À Kyoto, TEKI design crée 2050 Coffee en réponse à la crainte que, d’ici 2050, nous ne puissions plus déguster de café comme aujourd’hui, en raison de divers facteurs tels que le changement climatique et les conditions de travail. C’est une véritable plateforme d’apprentissage sur l’avenir du café qui a été ainsi élaborée selon une architecture épurée et un design tout en sobriété.

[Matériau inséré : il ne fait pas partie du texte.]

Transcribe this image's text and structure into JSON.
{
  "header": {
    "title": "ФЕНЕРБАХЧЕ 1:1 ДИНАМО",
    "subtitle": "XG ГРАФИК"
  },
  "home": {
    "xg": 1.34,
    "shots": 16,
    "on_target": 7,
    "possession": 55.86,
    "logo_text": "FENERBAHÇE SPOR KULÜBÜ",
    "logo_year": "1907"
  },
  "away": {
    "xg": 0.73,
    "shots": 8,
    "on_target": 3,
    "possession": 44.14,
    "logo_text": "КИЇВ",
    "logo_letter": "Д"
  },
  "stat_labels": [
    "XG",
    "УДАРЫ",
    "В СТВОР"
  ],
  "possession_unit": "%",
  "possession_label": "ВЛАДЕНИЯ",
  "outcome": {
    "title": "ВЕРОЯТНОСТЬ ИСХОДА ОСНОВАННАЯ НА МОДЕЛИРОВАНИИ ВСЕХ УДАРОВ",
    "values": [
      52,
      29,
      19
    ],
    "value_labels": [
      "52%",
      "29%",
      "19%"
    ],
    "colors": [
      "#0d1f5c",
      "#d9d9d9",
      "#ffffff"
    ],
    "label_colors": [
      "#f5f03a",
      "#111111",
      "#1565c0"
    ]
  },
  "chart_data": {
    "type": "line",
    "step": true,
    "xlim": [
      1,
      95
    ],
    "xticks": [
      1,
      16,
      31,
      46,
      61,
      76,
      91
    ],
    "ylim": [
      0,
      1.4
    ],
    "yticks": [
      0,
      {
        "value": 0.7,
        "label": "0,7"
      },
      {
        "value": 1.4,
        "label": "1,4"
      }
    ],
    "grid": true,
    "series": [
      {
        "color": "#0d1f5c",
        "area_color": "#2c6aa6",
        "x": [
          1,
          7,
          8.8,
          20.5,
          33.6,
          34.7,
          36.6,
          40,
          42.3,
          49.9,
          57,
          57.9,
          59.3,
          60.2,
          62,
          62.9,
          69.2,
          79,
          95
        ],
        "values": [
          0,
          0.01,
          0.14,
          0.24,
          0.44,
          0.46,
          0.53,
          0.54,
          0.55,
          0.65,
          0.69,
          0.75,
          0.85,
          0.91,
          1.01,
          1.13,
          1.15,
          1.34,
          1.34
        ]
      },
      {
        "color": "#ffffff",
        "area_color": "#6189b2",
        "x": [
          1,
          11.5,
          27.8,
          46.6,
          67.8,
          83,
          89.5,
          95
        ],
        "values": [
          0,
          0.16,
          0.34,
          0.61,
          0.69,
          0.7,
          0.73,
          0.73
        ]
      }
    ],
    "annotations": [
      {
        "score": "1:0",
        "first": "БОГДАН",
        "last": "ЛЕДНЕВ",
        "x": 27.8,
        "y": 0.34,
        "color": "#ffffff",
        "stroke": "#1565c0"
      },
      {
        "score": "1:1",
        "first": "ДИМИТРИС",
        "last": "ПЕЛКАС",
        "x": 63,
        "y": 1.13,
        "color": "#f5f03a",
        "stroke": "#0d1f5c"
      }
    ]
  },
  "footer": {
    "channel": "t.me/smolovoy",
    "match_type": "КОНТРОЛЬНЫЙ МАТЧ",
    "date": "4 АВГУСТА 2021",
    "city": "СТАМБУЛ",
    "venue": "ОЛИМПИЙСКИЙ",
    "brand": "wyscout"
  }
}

2050 Coffee est un café minimaliste en libre-service situé à Kyoto, conçu pour sensibiliser aux enjeux de durabilité liés à l’avenir de cette boisson. Selon l’agence d’architecture intérieure TEKI Design, ce nouveau lieu vise à interroger le « problème du café de 2050 », c’est-à-dire la possibilité d’une pénurie mondiale de café en 2050 provenant d’une possible diminution des zones propices à la culture du café. Tatsuya Nishinaga, le fondateur de TEKI Design, admet que la pratique actuelle consistant à déguster ce breuvage dans les cafés pourrait devenir, pour diverses raisons, un luxe. Selon le designer, les cafés pourraient changer leur approche traditionnelle en brouillant les frontières entre clients, employés et producteurs afin de créer un espace où ils peuvent interagir. Au lieu de définir l’identité ou la façade du café, il propose de tracer des fonctions comme des petits points pour former un contour. D’où la création d’un lieu où les clients viennent pour apprendre sur l’avenir du café. 2050 Coffee s’étend sur deux niveaux ouverts et présente de grandes fenêtres rectilignes sur sa façade, révélant un intérieur monochrome. À l’intérieur, des murs gris lisses créent un arrière-plan pour des comptoirs incurvés et éclairés en plaques de polycarbonate ondulé, favorisées pour leur aspect courant, économique et familier. « Bien que ce matériau soit souvent utilisé pour les toits en appentis en raison de son faible coût et de son accessibilité, il a la particularité de refléter magnifiquement la lumière. Un simple changement d’emplacement et de présentation peut créer une impression différente. Nous espérons que les comptoirs segmentés, éclairés et mis en valeur, seront en phase avec le message de « 2050 Coffee », explique Tatsuya Nishinaga. Les comptoirs sont équipés d’écrans lumineux en libre-service reliés à d’élégants robinets argentés qui produisent cinq types de café filtre « durable » en environ dix secondes.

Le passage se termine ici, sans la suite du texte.